The D.S.O.P. and A.F.P.P. Funds are non-contributory provident funds, which means that there are ‘no contributions’ made by the employer (army, navy, or air force) in these accounts, and they are purely funded by contributions from the salary received after paying all applicable personal income taxes. While the argument that EPF is misused by high-income earners and High-Net-Worth Individuals (HNIs) is being used to justify taxation on contributions exceeding the ₹2.5 lakh limit, this is not so in the case of the D.S.O.P. and A.F.P.P. Funds.
This is because, during field postings or in locations that are remote, defense personnel often tend to increase contributions to D.S.O.P. and A.F.P.P. Funds. So, a young officer earning around ₹10-12 lakhs a year often deploys ₹40,000-₹50,000 during a posting to forward areas since expenses are minimal. Of course, such contributions are not sustainable during peace postings and, thus, the contributions are managed accordingly. Another important difference is that the interest rates on these funds are lower (currently at 7.1 percent) than on EPF (currently at 8.5 percent).
While the finer details from the ministry are awaited, considering that it would impact D.S.O.P. and the A.F.P.P. Fund contributions, here are some alternatives that can be considered.
Public Provident Fund (PPF)
PPF is a government scheme open to all citizens offering compounded returns with exempt-exempt-exempt tax status. This is very similar to D.S.O.P. and A.F.P.P. in terms of the interest rate; however, withdrawals are slightly restrictive. The tenure of PPF is 15 years and it is extendable in blocks of five years. The interest rate is aligned quarterly with the broader interest rate scenario in the economy. Opening a PPF can absorb up to ₹1.5 lakhs annually and can be done on a monthly basis (₹12,500).
This is a good option for young officers and those in other ranks since they have a longer service period. Those who are closer to retirement should be careful before committing to the PPF. However, considering that the subscriptions each year are eligible for claiming tax deductions u/s 80C, this can work for many even during retirement years.
Starting (or increasing) a monthly Systematic Investment Plan (SIP) is a good alternative for the long-term, as equities are inflation-beating assets and offer (non-linear) compounding. However, don’t look at the past returns and allocate a huge amount towards them. Equity mutual funds are suitable for those who have a long-time horizon and are comfortable with intermittent volatility. Equity mutual funds can work very well for meeting goals such as children’s education expenses, marriage, and building a retirement corpus.
Debt schemes offer a diversified portfolio of companies to which mutual funds have lent money. This segment is influenced by the movement of bond prices and interest rates in the economy. These schemes are a good choice for parking a lump-sum as well as doing a monthly SIP. A monthly SIP would work on the lines of a recurring deposit but will offer the benefit of indexation for taxation on completion of three years, resulting in much lower than recurring or fixed deposits. Choose funds carefully after checking the portfolio and durations so that you avoid credit and interest rate risks. These funds are very well suited for near to medium-term goals.

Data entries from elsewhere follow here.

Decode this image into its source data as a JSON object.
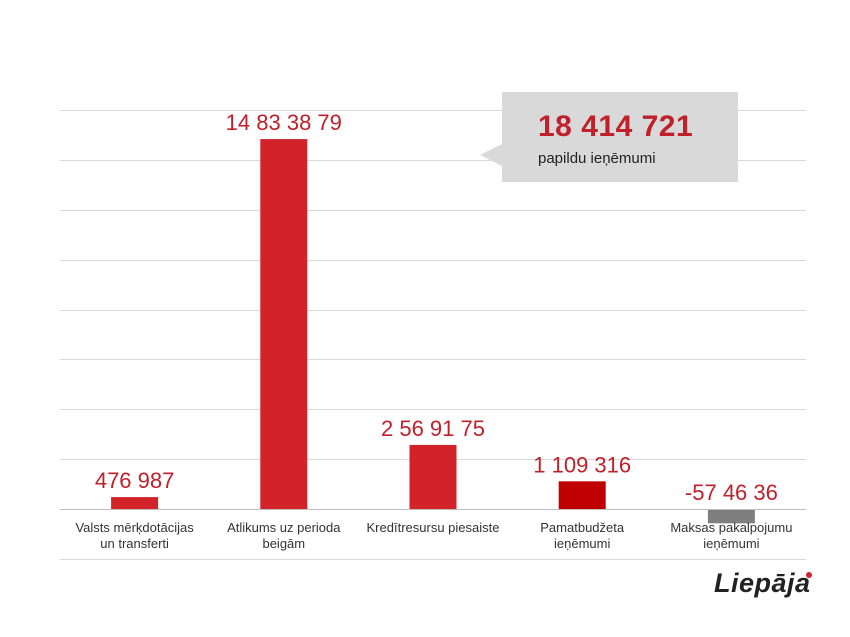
{
  "chart_data": {
    "type": "bar",
    "title": "",
    "xlabel": "",
    "ylabel": "",
    "ylim": [
      -2000000,
      18000000
    ],
    "grid": true,
    "legend": "none",
    "categories": [
      [
        "Valsts mērķdotācijas",
        "un transferti"
      ],
      [
        "Atlikums uz perioda",
        "beigām"
      ],
      [
        "Kredītresursu piesaiste"
      ],
      [
        "Pamatbudžeta",
        "ieņēmumi"
      ],
      [
        "Maksas pakalpojumu",
        "ieņēmumi"
      ]
    ],
    "values": [
      476987,
      14833879,
      2569175,
      1109316,
      -574636
    ],
    "data_labels": [
      "476 987",
      "14 83 38 79",
      "2 56 91 75",
      "1 109 316",
      "-57 46 36"
    ],
    "bar_colors": [
      "#d2232a",
      "#d2232a",
      "#d2232a",
      "#c00000",
      "#7f7f7f"
    ],
    "label_color": "#c0202a",
    "grid_color": "#d9d9d9"
  },
  "callout": {
    "value": "18 414 721",
    "label": "papildu ieņēmumi"
  },
  "logo": {
    "text": "Liepāja"
  }
}
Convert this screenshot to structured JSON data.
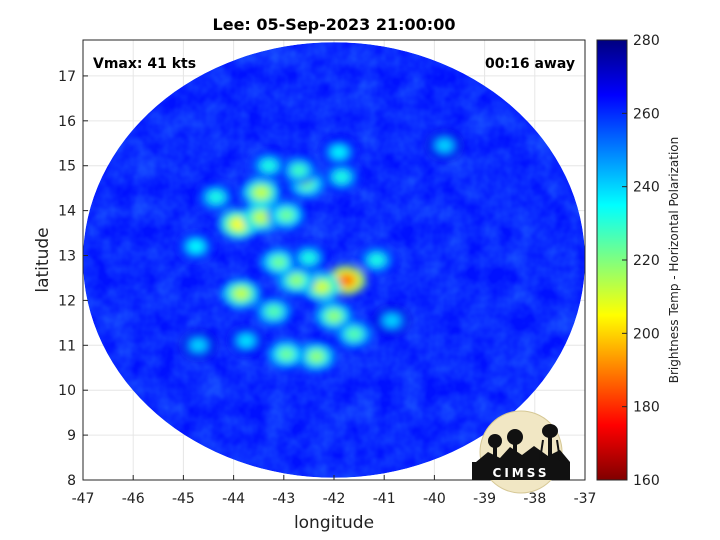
{
  "chart_data": {
    "type": "heatmap",
    "title": "Lee: 05-Sep-2023 21:00:00",
    "xlabel": "longitude",
    "ylabel": "latitude",
    "xlim": [
      -47,
      -37
    ],
    "ylim": [
      8,
      17.8
    ],
    "xticks": [
      -47,
      -46,
      -45,
      -44,
      -43,
      -42,
      -41,
      -40,
      -39,
      -38,
      -37
    ],
    "yticks": [
      8,
      9,
      10,
      11,
      12,
      13,
      14,
      15,
      16,
      17
    ],
    "grid": true,
    "annotations": {
      "vmax": "Vmax: 41 kts",
      "offset": "00:16 away"
    },
    "swath": {
      "center_lon": -42,
      "center_lat": 12.9,
      "radius_lon": 5.0,
      "radius_lat": 4.85,
      "background_value": 263
    },
    "features": [
      {
        "lon": -41.75,
        "lat": 12.45,
        "value": 188
      },
      {
        "lon": -42.25,
        "lat": 12.3,
        "value": 210
      },
      {
        "lon": -42.75,
        "lat": 12.45,
        "value": 218
      },
      {
        "lon": -43.1,
        "lat": 12.85,
        "value": 222
      },
      {
        "lon": -43.2,
        "lat": 11.75,
        "value": 225
      },
      {
        "lon": -42.0,
        "lat": 11.65,
        "value": 218
      },
      {
        "lon": -41.6,
        "lat": 11.25,
        "value": 225
      },
      {
        "lon": -42.35,
        "lat": 10.75,
        "value": 218
      },
      {
        "lon": -42.95,
        "lat": 10.8,
        "value": 222
      },
      {
        "lon": -43.85,
        "lat": 12.15,
        "value": 212
      },
      {
        "lon": -44.75,
        "lat": 13.2,
        "value": 235
      },
      {
        "lon": -43.9,
        "lat": 13.7,
        "value": 205
      },
      {
        "lon": -43.45,
        "lat": 13.85,
        "value": 212
      },
      {
        "lon": -43.45,
        "lat": 14.4,
        "value": 212
      },
      {
        "lon": -42.95,
        "lat": 13.9,
        "value": 222
      },
      {
        "lon": -42.55,
        "lat": 14.6,
        "value": 222
      },
      {
        "lon": -41.85,
        "lat": 14.75,
        "value": 232
      },
      {
        "lon": -42.7,
        "lat": 14.9,
        "value": 228
      },
      {
        "lon": -43.3,
        "lat": 15.0,
        "value": 232
      },
      {
        "lon": -41.9,
        "lat": 15.3,
        "value": 236
      },
      {
        "lon": -44.35,
        "lat": 14.3,
        "value": 232
      },
      {
        "lon": -39.8,
        "lat": 15.45,
        "value": 240
      },
      {
        "lon": -42.5,
        "lat": 12.95,
        "value": 232
      },
      {
        "lon": -41.15,
        "lat": 12.9,
        "value": 232
      },
      {
        "lon": -40.85,
        "lat": 11.55,
        "value": 240
      },
      {
        "lon": -43.75,
        "lat": 11.1,
        "value": 238
      },
      {
        "lon": -44.7,
        "lat": 11.0,
        "value": 240
      }
    ],
    "colorbar": {
      "label": "Brightness Temp - Horizontal Polarization",
      "min": 160,
      "max": 280,
      "ticks": [
        160,
        180,
        200,
        220,
        240,
        260,
        280
      ],
      "colormap": "jet"
    }
  },
  "logo": {
    "text": "CIMSS"
  }
}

As we discuss the various alternatives, it is equally important to understand what not to do. Avoid ULIPs or insurance-linked child and retirement plans—these products offer investment and insurance bundled together and therefore have high expenses. They offer limited insurance, do not give easy exits, and are less transparent. The opaqueness of these products often works in their favor; therefore, do not fall for these options. Avoid increasing your real estate portfolio by taking a home loan as an alternative. Lastly, it is also not a good idea to go overboard on fixed deposits or post office monthly income schemes since the payout is fully taxable at the slab rate.
Always remember to follow your asset allocation and invest in funds based on your risk appetite and financial goals.